A história de Melânia Luz

A história de Melânia Luz

Calendário 8/03/2024 - 15:02

Na noite do dia 4 de setembro de 2023, o Estádio do MorumBIS recebeu o Jogo pela Integridade, evento promovido pela Sport Integrity Global Alliance e realizado simultaneamente em 20 países. Nesta ocasião, foi apresentada ao público a mascote Mel, inspirada na velocista Melânia Luz dos Santos – a primeira atleta negra a disputar os Jogos Olímpicos pelo Brasil.

A Mel juntou-se, assim, ao já consagrado e veterano Santo Paulo, como também ao novato Diamantinho – homenagem à Leônidas da Silva – que apoia o Tricolor desde o final de 2020. Uma tríade de mascotes com muita história para contar.
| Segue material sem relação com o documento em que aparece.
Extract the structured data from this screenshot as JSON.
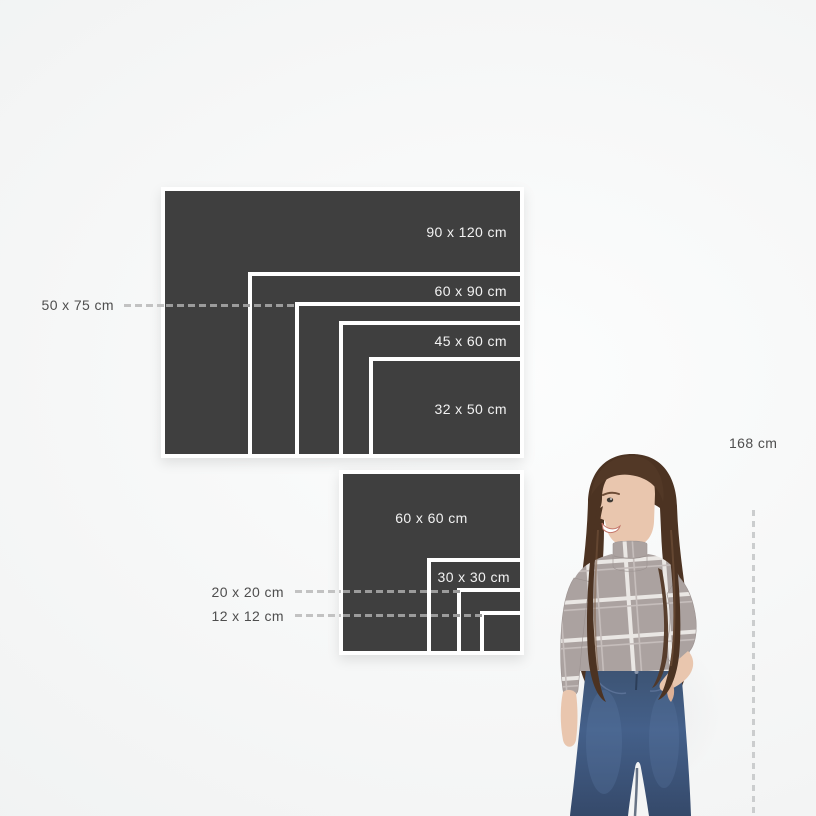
{
  "canvas": {
    "width_px": 816,
    "height_px": 816
  },
  "colors": {
    "background": "#f5f6f6",
    "panel": "#3f3f3f",
    "panel_border": "#ffffff",
    "label_on_panel": "#f2f2f2",
    "label_muted": "#4e4e4e",
    "callout_dash_light": "#c2c2c2",
    "callout_dash_on_panel": "#9c9c9c",
    "hair": "#4c3322",
    "skin": "#e9c6ae",
    "sweater": "#aba2a0",
    "sweater_check": "#eae7e4",
    "jeans": "#3e5472"
  },
  "size_chart": {
    "scale_px_per_cm": 2.95,
    "rect_group": {
      "panels": [
        {
          "id": "90x120",
          "label": "90 x 120 cm",
          "width_cm": 120,
          "height_cm": 90
        },
        {
          "id": "60x90",
          "label": "60 x 90 cm",
          "width_cm": 90,
          "height_cm": 60
        },
        {
          "id": "50x75",
          "label": "50 x 75 cm",
          "width_cm": 75,
          "height_cm": 50
        },
        {
          "id": "45x60",
          "label": "45 x 60 cm",
          "width_cm": 60,
          "height_cm": 45
        },
        {
          "id": "32x50",
          "label": "32 x 50 cm",
          "width_cm": 50,
          "height_cm": 32
        }
      ]
    },
    "square_group": {
      "panels": [
        {
          "id": "60x60",
          "label": "60 x 60 cm",
          "width_cm": 60,
          "height_cm": 60
        },
        {
          "id": "30x30",
          "label": "30 x 30 cm",
          "width_cm": 30,
          "height_cm": 30
        },
        {
          "id": "20x20",
          "label": "20 x 20 cm",
          "width_cm": 20,
          "height_cm": 20
        },
        {
          "id": "12x12",
          "label": "12 x 12 cm",
          "width_cm": 12,
          "height_cm": 12
        }
      ]
    }
  },
  "person": {
    "height_label": "168 cm",
    "height_cm": 168
  }
}
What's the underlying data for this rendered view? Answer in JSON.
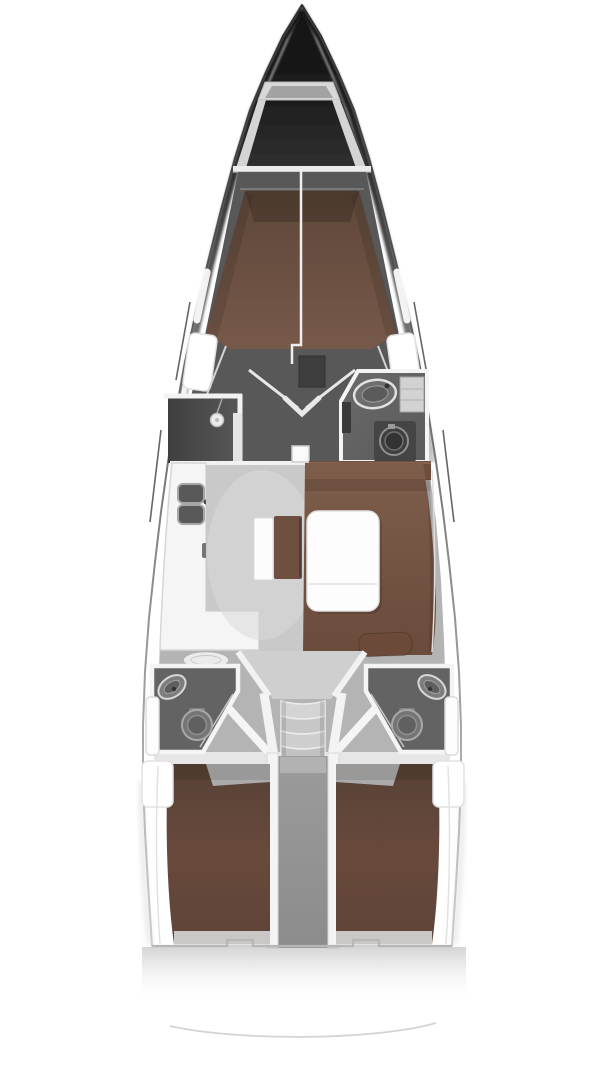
{
  "diagram": {
    "type": "yacht-interior-floor-plan",
    "view": "top-down",
    "orientation": "bow-up",
    "background": "#ffffff",
    "palette": {
      "hull_dark": "#161616",
      "hull_edge": "#555555",
      "deck_white": "#ffffff",
      "wall_white": "#f4f4f4",
      "salon_floor": "#c9c9c9",
      "cabin_floor_dark": "#585858",
      "wet_room_gray": "#5f5f5f",
      "bed_brown": "#6b4d3f",
      "settee_brown": "#7a5a48",
      "wood_trim": "#6d4e3c",
      "furniture_white": "#fdfdfd",
      "fixture_gray": "#757575",
      "anchor_locker_gray": "#d8d8d8",
      "transom_line": "#b6b6b6"
    },
    "areas": [
      {
        "id": "hull",
        "label": "Hull outline with side decks and hull windows"
      },
      {
        "id": "bow-anchor-locker",
        "label": "Bow anchor locker and foredeck"
      },
      {
        "id": "forward-cabin",
        "label": "Forward cabin with V-berth double bed"
      },
      {
        "id": "forward-shower",
        "label": "Forward shower stall, port side"
      },
      {
        "id": "forward-head",
        "label": "Forward head with washbasin, cabinet and washer, starboard side"
      },
      {
        "id": "galley",
        "label": "L-shaped galley with twin sinks and stove, port side"
      },
      {
        "id": "salon",
        "label": "Salon with U-shaped settee, folding table and center bench seats"
      },
      {
        "id": "companionway",
        "label": "Companionway steps and engine compartment"
      },
      {
        "id": "aft-head-port",
        "label": "Aft head with basin and toilet, port side"
      },
      {
        "id": "aft-head-starboard",
        "label": "Aft head with basin and toilet, starboard side"
      },
      {
        "id": "aft-cabin-port",
        "label": "Aft double cabin, port side"
      },
      {
        "id": "aft-cabin-starboard",
        "label": "Aft double cabin, starboard side"
      },
      {
        "id": "transom",
        "label": "Stern transom with swim platform edge"
      }
    ]
  }
}
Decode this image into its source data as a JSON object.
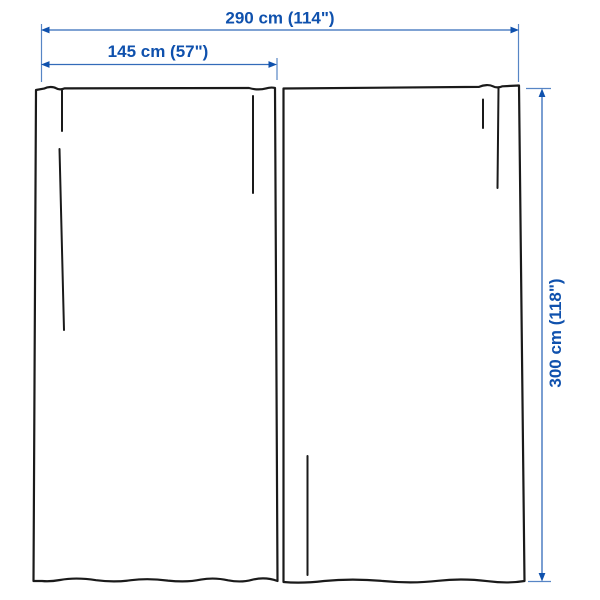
{
  "colors": {
    "dimension-blue": "#0f51ad",
    "outline": "#1a1a1a",
    "background": "#ffffff"
  },
  "dimensions": {
    "total_width": {
      "label": "290 cm (114\")"
    },
    "panel_width": {
      "label": "145 cm (57\")"
    },
    "height": {
      "label": "300 cm (118\")"
    }
  }
}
Melânia Luz no Gimnásia y Esgrima de La Plata para o Sul-Americano de Atletismo de Buenos Aires em 18 de abril de 1946, entre Lourdes de Abreu e Maria Alves Garrido

QUEM FOI MELÂNIA LUZ

Melânia Luz dos Santos, um dos principais nomes de toda a história do atletismo são-paulino e brasileiro, nasceu na cidade de São Paulo no dia 17 de maio de 1928, no bairro do Bom Retiro, próximo ao centro da capital paulista. Contudo, seu nascimento foi registrado em cartório apenas no dia 1º de junho. Para ela, quanto mais, melhor, pois comemorava o aniversário nas duas datas – E o São Paulo, nas redes sociais, até hoje faz o mesmo.

Viveu a infância noutra vizinhança, próxima, no Canindé, local onde, nos anos 1940, o Tricolor se sediava. O vínculo com o São Paulo foi, então, natural, desde os primeiros anos de vida, ainda mais pelo fato de os pais, um policial militar e uma dona de casa, já serem são-paulinos convictos de longa data, passando para a pequena Melânia a mesma paixão pelas três cores.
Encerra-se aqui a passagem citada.